Bit streams must be delivered identically to each site with comparable timing. Dropped packets or substituted packets could result in destructive interference between transmitters. If expected packet counts do not match framing constraints within the mega frames, then the modulators will attempt to resynchronize. During this time, the affected modulator drops its broadcast, leaving adjacent transmitters in operation. While regional signal strength is reduced, the signal is not corrupted.
A SFN also provides for a reference system delay through the delivery path. In theory, this allows DVB-T modulators to coordinate transport broadcast relative to the GPS reference. It should be sufficient for modulators to receive the data stream within the system delay and then buffer it for play out according to framing dictates. In practice, however, some modulators are sensitive to packet jitter and may misinterpret jitter as a timing violation and, again, initiate a resynchronization process.
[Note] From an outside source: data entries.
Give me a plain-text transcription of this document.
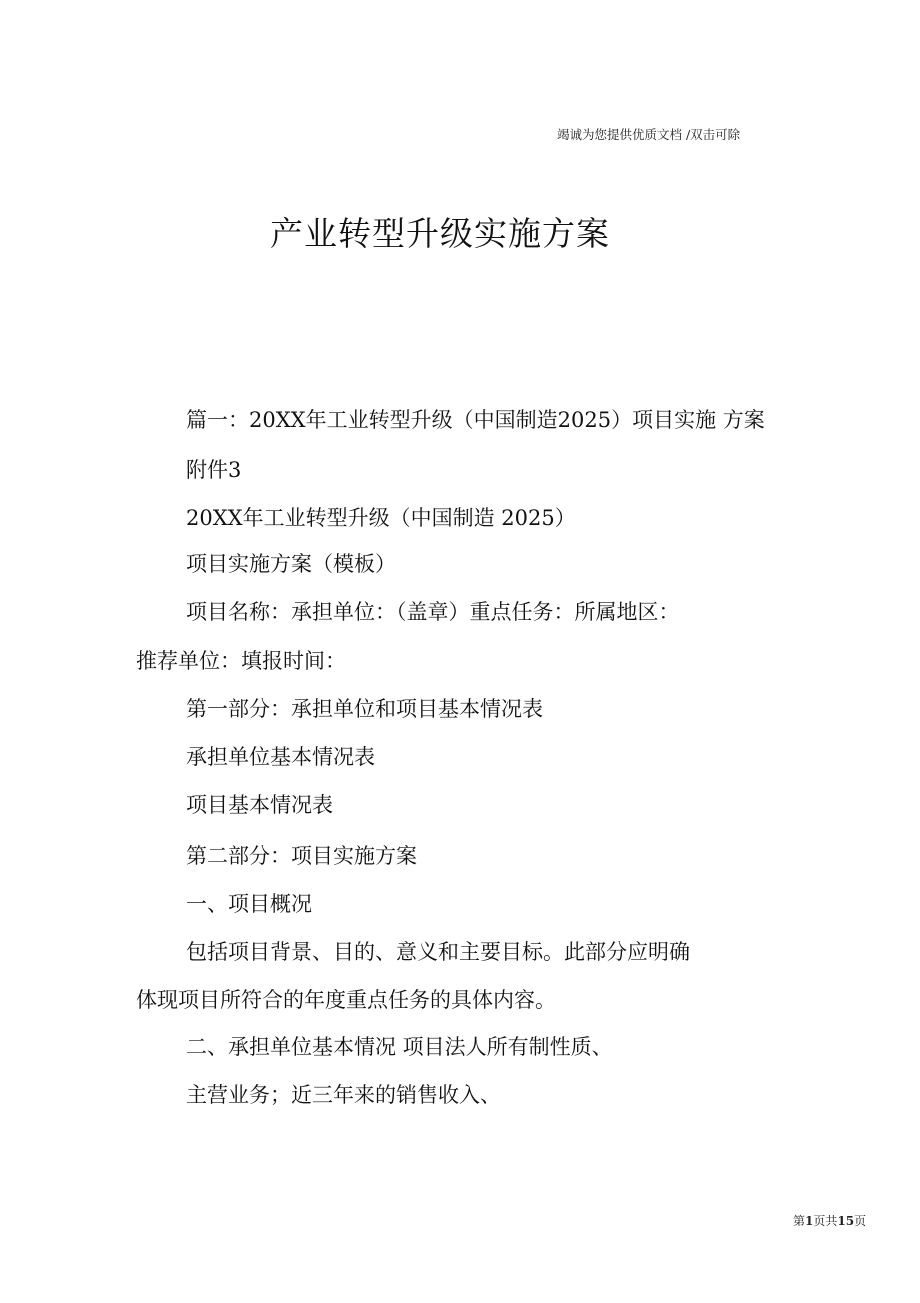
竭诚为您提供优质文档 /双击可除
产业转型升级实施方案
篇一：20XX年工业转型升级（中国制造2025）项目实施 方案
附件3
20XX年工业转型升级（中国制造 2025）
项目实施方案（模板）
项目名称：承担单位：（盖章）重点任务：所属地区：
推荐单位：填报时间：
第一部分：承担单位和项目基本情况表
承担单位基本情况表
项目基本情况表
第二部分：项目实施方案
一、项目概况
包括项目背景、目的、意义和主要目标。此部分应明确
体现项目所符合的年度重点任务的具体内容。
二、承担单位基本情况 项目法人所有制性质、
主营业务；近三年来的销售收入、
第1页共15页
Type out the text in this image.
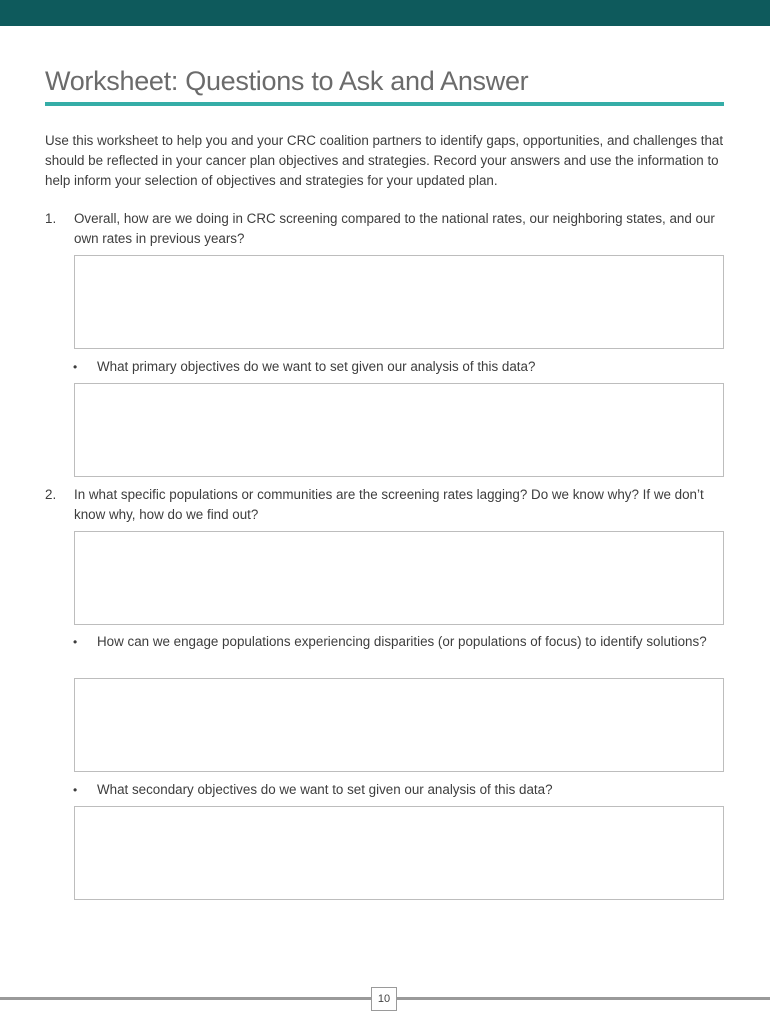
Worksheet: Questions to Ask and Answer

Use this worksheet to help you and your CRC coalition partners to identify gaps, opportunities, and challenges that should be reflected in your cancer plan objectives and strategies. Record your answers and use the information to help inform your selection of objectives and strategies for your updated plan.

1. Overall, how are we doing in CRC screening compared to the national rates, our neighboring states, and our own rates in previous years?

• What primary objectives do we want to set given our analysis of this data?

2. In what specific populations or communities are the screening rates lagging? Do we know why? If we don’t know why, how do we find out?

• How can we engage populations experiencing disparities (or populations of focus) to identify solutions?

• What secondary objectives do we want to set given our analysis of this data?

10
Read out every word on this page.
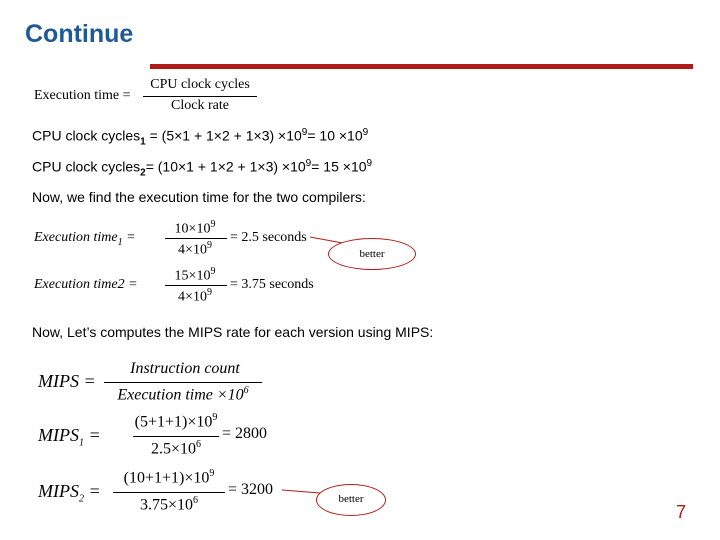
Continue
Execution time =
CPU clock cycles
Clock rate
CPU clock cycles$_1$ = $(5\times 1 + 1\times 2 + 1\times 3) \times 10^9= 10 \times 10^9$
CPU clock cycles$_2$= $(10\times 1 + 1\times 2 + 1\times 3) \times 10^9= 15 \times 10^9$
Now, we find the execution time for the two compilers:
Execution time$_1$ =
$10\times 10^9$
$4\times 10^9$
= 2.5 seconds
better
Execution time2 =
$15\times 10^9$
$4\times 10^9$
= 3.75 seconds
Now, Let’s computes the MIPS rate for each version using MIPS:
MIPS =
Instruction count
Execution time $\times 10^6$
$MIPS_1$ =
$(5+1+1)\times 10^9$
$2.5\times 10^6$
= 2800
$MIPS_2$ =
$(10+1+1)\times 10^9$
$3.75\times 10^6$
= 3200
better
7
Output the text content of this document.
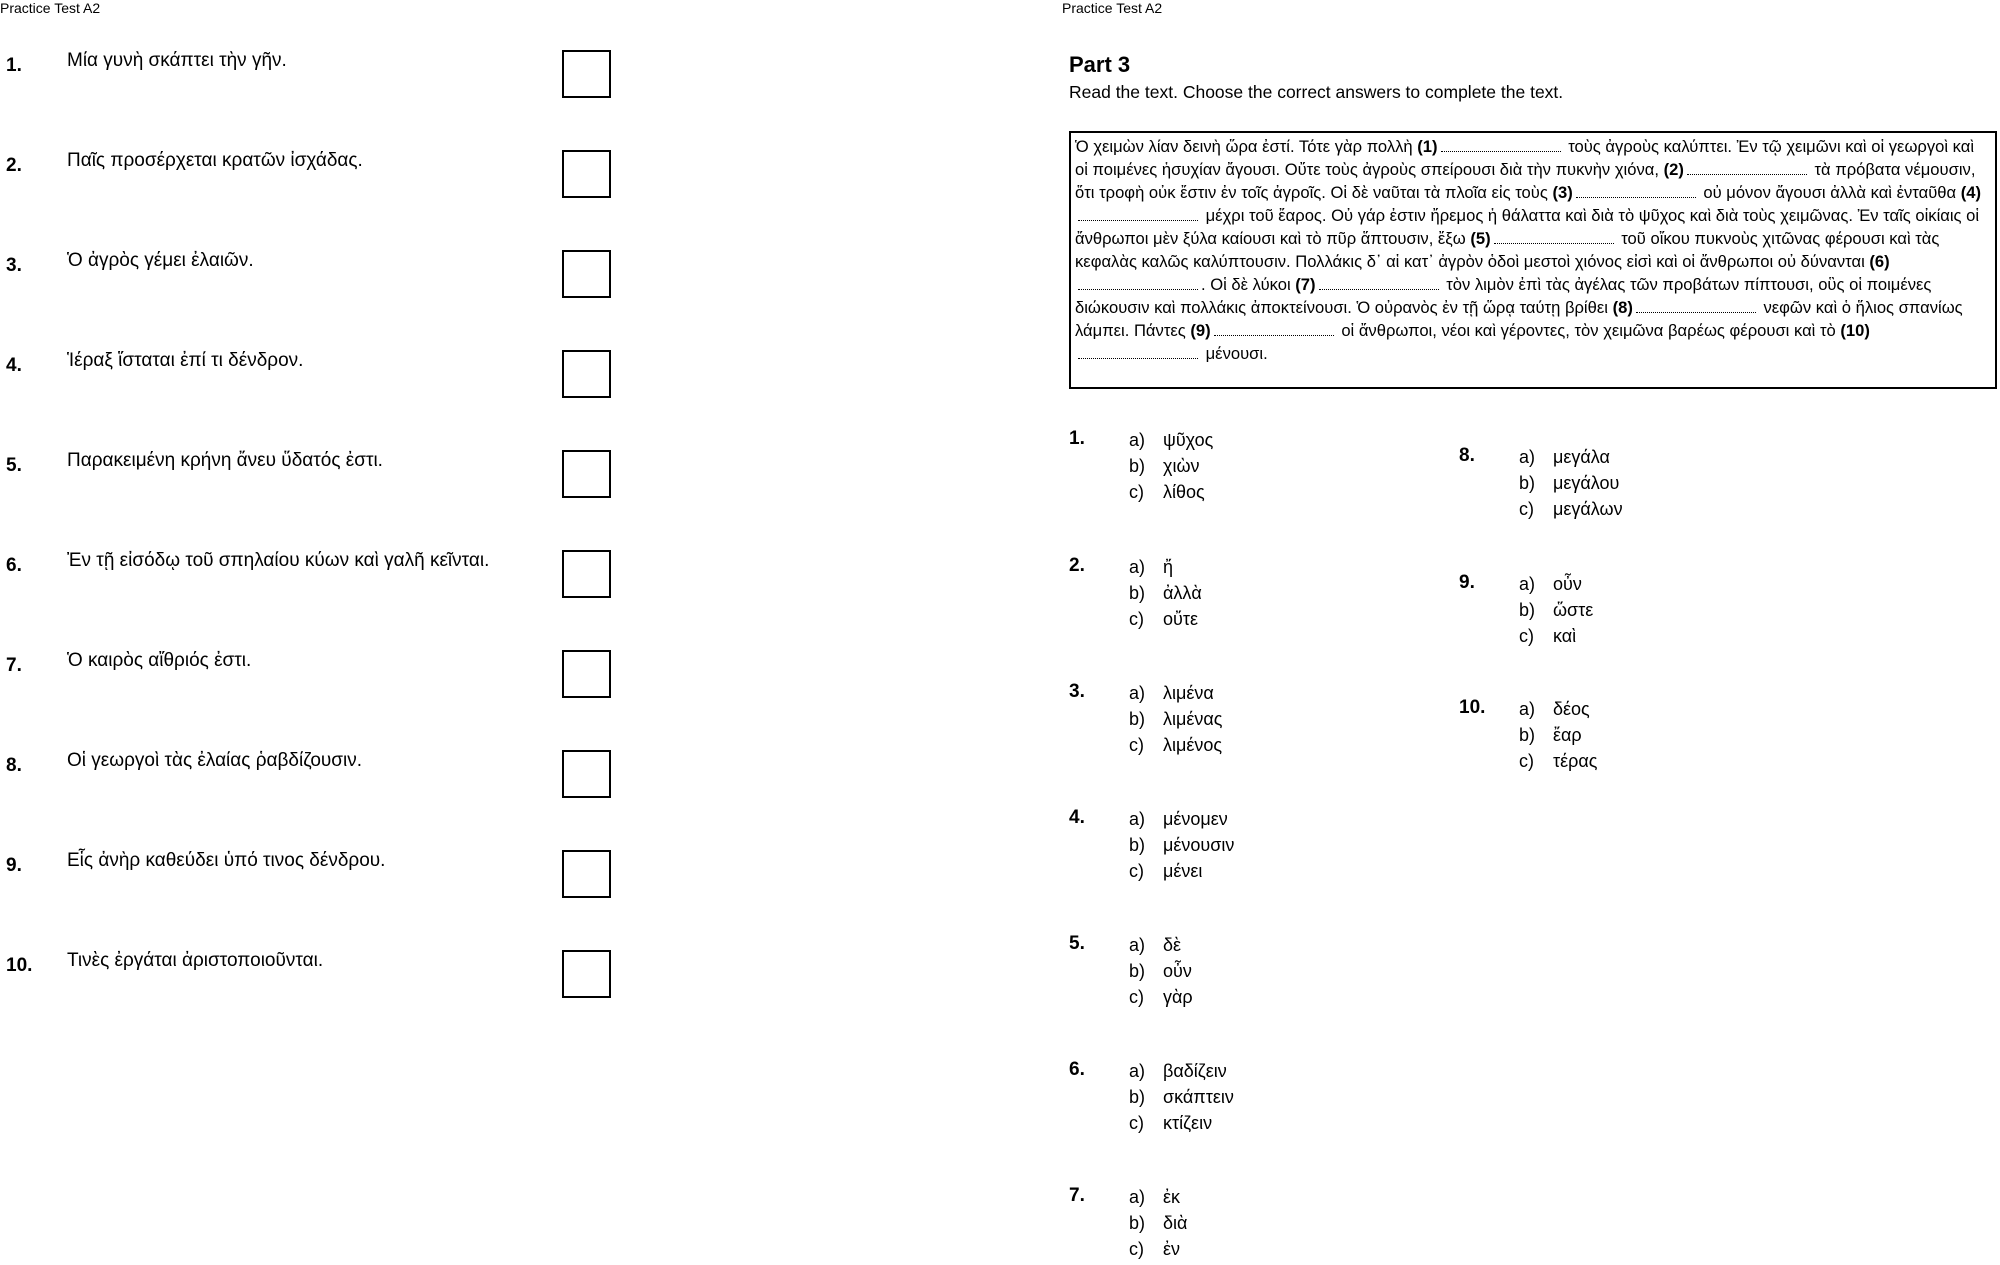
Practice Test A2
1. Μία γυνὴ σκάπτει τὴν γῆν.
2. Παῖς προσέρχεται κρατῶν ἰσχάδας.
3. Ὁ ἀγρὸς γέμει ἐλαιῶν.
4. Ἱέραξ ἵσταται ἐπί τι δένδρον.
5. Παρακειμένη κρήνη ἄνευ ὕδατός ἐστι.
6. Ἐν τῇ εἰσόδῳ τοῦ σπηλαίου κύων καὶ γαλῆ κεῖνται.
7. Ὁ καιρὸς αἴθριός ἐστι.
8. Οἱ γεωργοὶ τὰς ἐλαίας ῥαβδίζουσιν.
9. Εἷς ἀνὴρ καθεύδει ὑπό τινος δένδρου.
10. Τινὲς ἐργάται ἀριστοποιοῦνται.
Practice Test A2
Part 3
Read the text. Choose the correct answers to complete the text.
Ὁ χειμὼν λίαν δεινὴ ὥρα ἐστί. Τότε γὰρ πολλὴ (1)	τοὺς ἀγροὺς καλύπτει. Ἐν τῷ χειμῶνι καὶ οἱ γεωργοὶ καὶ οἱ ποιμένες ἡσυχίαν ἄγουσι. Οὔτε τοὺς ἀγροὺς σπείρουσι διὰ τὴν πυκνὴν χιόνα, (2)	τὰ πρόβατα νέμουσιν, ὅτι τροφὴ οὐκ ἔστιν ἐν τοῖς ἀγροῖς. Οἱ δὲ ναῦται τὰ πλοῖα εἰς τοὺς (3)	οὐ μόνον ἄγουσι ἀλλὰ καὶ ἐνταῦθα (4) μέχρι τοῦ ἔαρος. Οὐ γάρ ἐστιν ἤρεμος ἡ θάλαττα καὶ διὰ τὸ ψῦχος καὶ διὰ τοὺς χειμῶνας. Ἐν ταῖς οἰκίαις οἱ ἄνθρωποι μὲν ξύλα καίουσι καὶ τὸ πῦρ ἅπτουσιν, ἔξω (5)	τοῦ οἴκου πυκνοὺς χιτῶνας φέρουσι καὶ τὰς κεφαλὰς καλῶς καλύπτουσιν. Πολλάκις δ᾽ αἱ κατ᾽ ἀγρὸν ὁδοὶ μεστοὶ χιόνος εἰσὶ καὶ οἱ ἄνθρωποι οὐ δύνανται (6). Οἱ δὲ λύκοι (7)	τὸν λιμὸν ἐπὶ τὰς ἀγέλας τῶν προβάτων πίπτουσι, οὓς οἱ ποιμένες διώκουσιν καὶ πολλάκις ἀποκτείνουσι. Ὁ οὐρανὸς ἐν τῇ ὥρᾳ ταύτῃ βρίθει (8)	νεφῶν καὶ ὁ ἥλιος σπανίως λάμπει. Πάντες (9)	οἱ ἄνθρωποι, νέοι καὶ γέροντες, τὸν χειμῶνα βαρέως φέρουσι καὶ τὸ (10) μένουσι.
1. a) ψῦχος
b) χιὼν
c) λίθος
2. a) ἤ
b) ἀλλὰ
c) οὔτε
3. a) λιμένα
b) λιμένας
c) λιμένος
4. a) μένομεν
b) μένουσιν
c) μένει
5. a) δὲ
b) οὖν
c) γὰρ
6. a) βαδίζειν
b) σκάπτειν
c) κτίζειν
7. a) ἐκ
b) διὰ
c) ἐν
8. a) μεγάλα
b) μεγάλου
c) μεγάλων
9. a) οὖν
b) ὥστε
c) καὶ
10. a) δέος
b) ἔαρ
c) τέρας
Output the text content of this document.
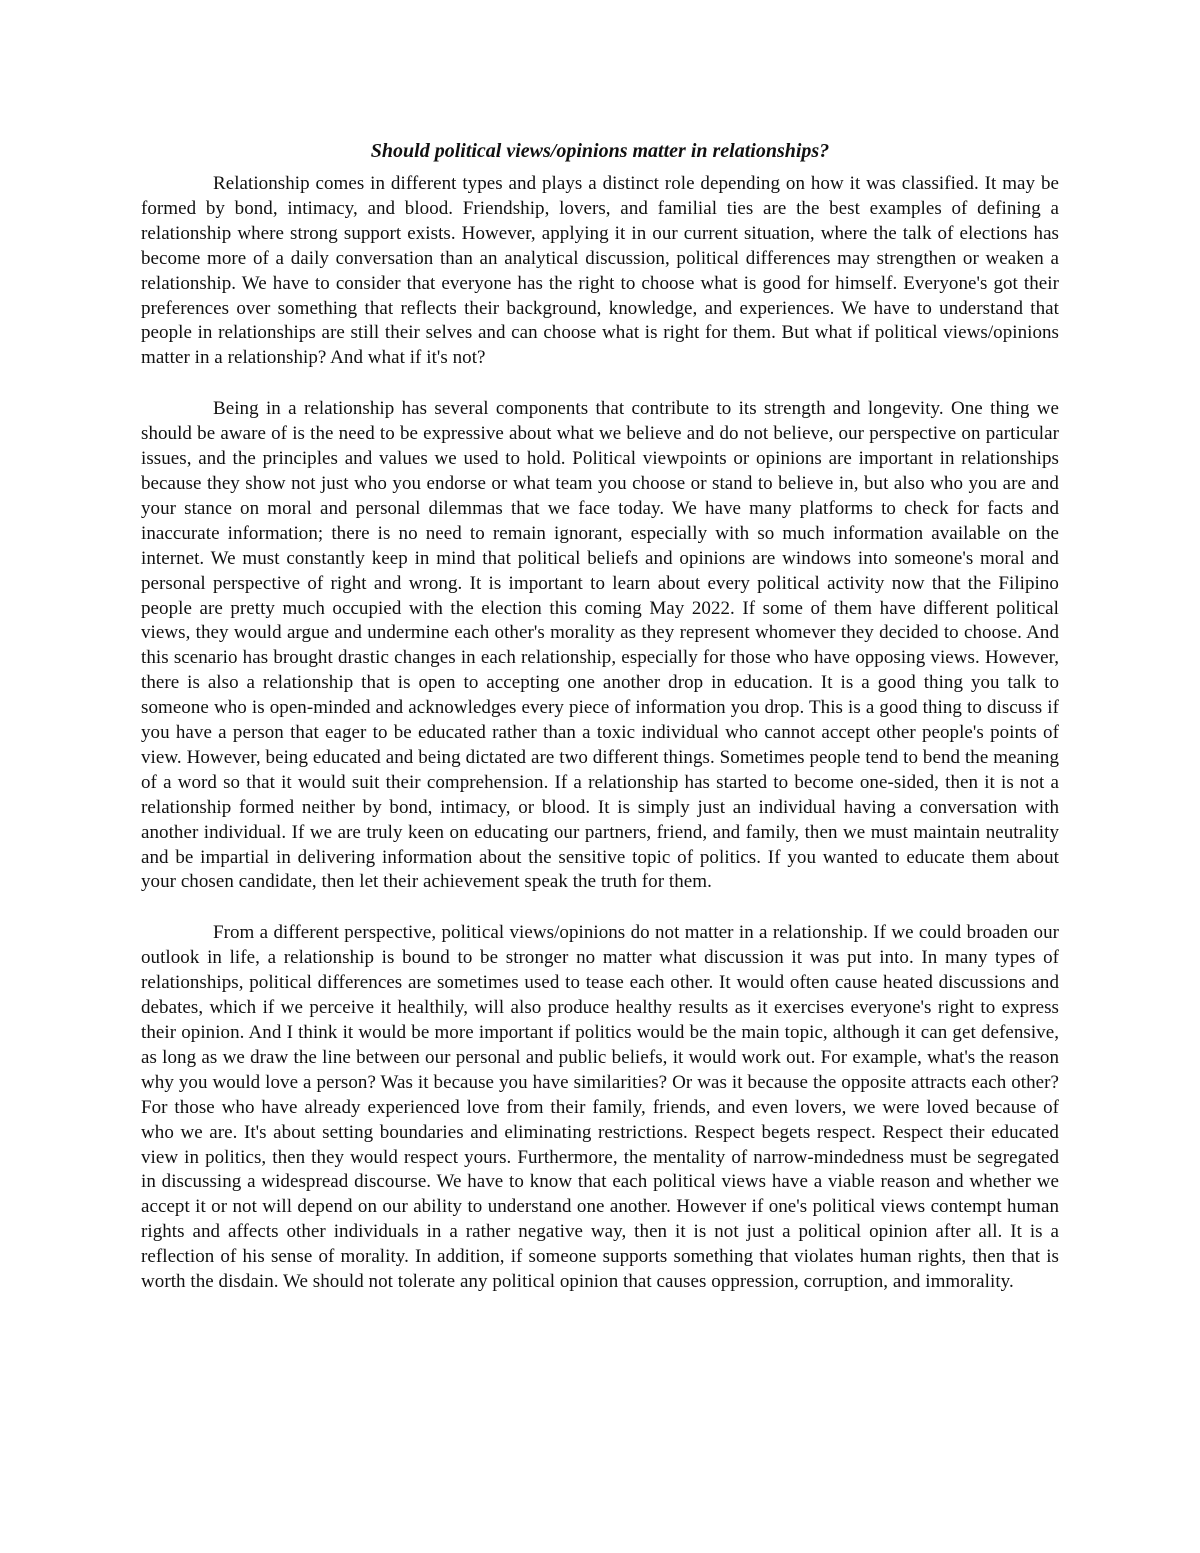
Should political views/opinions matter in relationships?

Relationship comes in different types and plays a distinct role depending on how it was classified. It may be formed by bond, intimacy, and blood. Friendship, lovers, and familial ties are the best examples of defining a relationship where strong support exists. However, applying it in our current situation, where the talk of elections has become more of a daily conversation than an analytical discussion, political differences may strengthen or weaken a relationship. We have to consider that everyone has the right to choose what is good for himself. Everyone's got their preferences over something that reflects their background, knowledge, and experiences. We have to understand that people in relationships are still their selves and can choose what is right for them. But what if political views/opinions matter in a relationship? And what if it's not?

Being in a relationship has several components that contribute to its strength and longevity. One thing we should be aware of is the need to be expressive about what we believe and do not believe, our perspective on particular issues, and the principles and values we used to hold. Political viewpoints or opinions are important in relationships because they show not just who you endorse or what team you choose or stand to believe in, but also who you are and your stance on moral and personal dilemmas that we face today. We have many platforms to check for facts and inaccurate information; there is no need to remain ignorant, especially with so much information available on the internet. We must constantly keep in mind that political beliefs and opinions are windows into someone's moral and personal perspective of right and wrong. It is important to learn about every political activity now that the Filipino people are pretty much occupied with the election this coming May 2022. If some of them have different political views, they would argue and undermine each other's morality as they represent whomever they decided to choose. And this scenario has brought drastic changes in each relationship, especially for those who have opposing views. However, there is also a relationship that is open to accepting one another drop in education. It is a good thing you talk to someone who is open-minded and acknowledges every piece of information you drop. This is a good thing to discuss if you have a person that eager to be educated rather than a toxic individual who cannot accept other people's points of view. However, being educated and being dictated are two different things. Sometimes people tend to bend the meaning of a word so that it would suit their comprehension. If a relationship has started to become one-sided, then it is not a relationship formed neither by bond, intimacy, or blood. It is simply just an individual having a conversation with another individual. If we are truly keen on educating our partners, friend, and family, then we must maintain neutrality and be impartial in delivering information about the sensitive topic of politics. If you wanted to educate them about your chosen candidate, then let their achievement speak the truth for them.

From a different perspective, political views/opinions do not matter in a relationship. If we could broaden our outlook in life, a relationship is bound to be stronger no matter what discussion it was put into. In many types of relationships, political differences are sometimes used to tease each other. It would often cause heated discussions and debates, which if we perceive it healthily, will also produce healthy results as it exercises everyone's right to express their opinion. And I think it would be more important if politics would be the main topic, although it can get defensive, as long as we draw the line between our personal and public beliefs, it would work out. For example, what's the reason why you would love a person? Was it because you have similarities? Or was it because the opposite attracts each other? For those who have already experienced love from their family, friends, and even lovers, we were loved because of who we are. It's about setting boundaries and eliminating restrictions. Respect begets respect. Respect their educated view in politics, then they would respect yours. Furthermore, the mentality of narrow-mindedness must be segregated in discussing a widespread discourse. We have to know that each political views have a viable reason and whether we accept it or not will depend on our ability to understand one another. However if one's political views contempt human rights and affects other individuals in a rather negative way, then it is not just a political opinion after all. It is a reflection of his sense of morality. In addition, if someone supports something that violates human rights, then that is worth the disdain. We should not tolerate any political opinion that causes oppression, corruption, and immorality.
In summary, the streams must be delivered without addition or deletion, they must observe system timing, and they must not present excessive packet jitter.
Fibre Delivery
Fibre delivery, as with Asynchronous Transfer Mode (ATM) in a dedicated system, offers high reliability and low error rate without introducing significant timing artifacts. If the source transport is generated according to the SFN standard, then receiving modulators should have no difficulty. Of course, fibre must be installed and local terrain must permit installation.
Satellite Delivery
A satellite solution could offer lower cost of installation than fibre, shorter time to deployment, greater security of the transmission path and access to difficult geographical regions.
Unfortunately, satellite reception may be impaired by locally originating sources of RF noise (e.g. electric motors), by regional sources (weather), or widespread conditions (weather, sun outage events). Error correction as provided by DVB compliant systems is effective but not perfect. Wireless systems as they exist now cannot be free of transmission errors. Additionally, satellite positional drift introduces additional packet jitter. The net result of such issues variously could be interference in local regions, reduced transmitter contributions as modulators reset, or widespread outages.
Therefore, an acceptable broadcast solution requires additional resilience to data loss and a means to limit packet jitter, especially when combining multiple transport streams.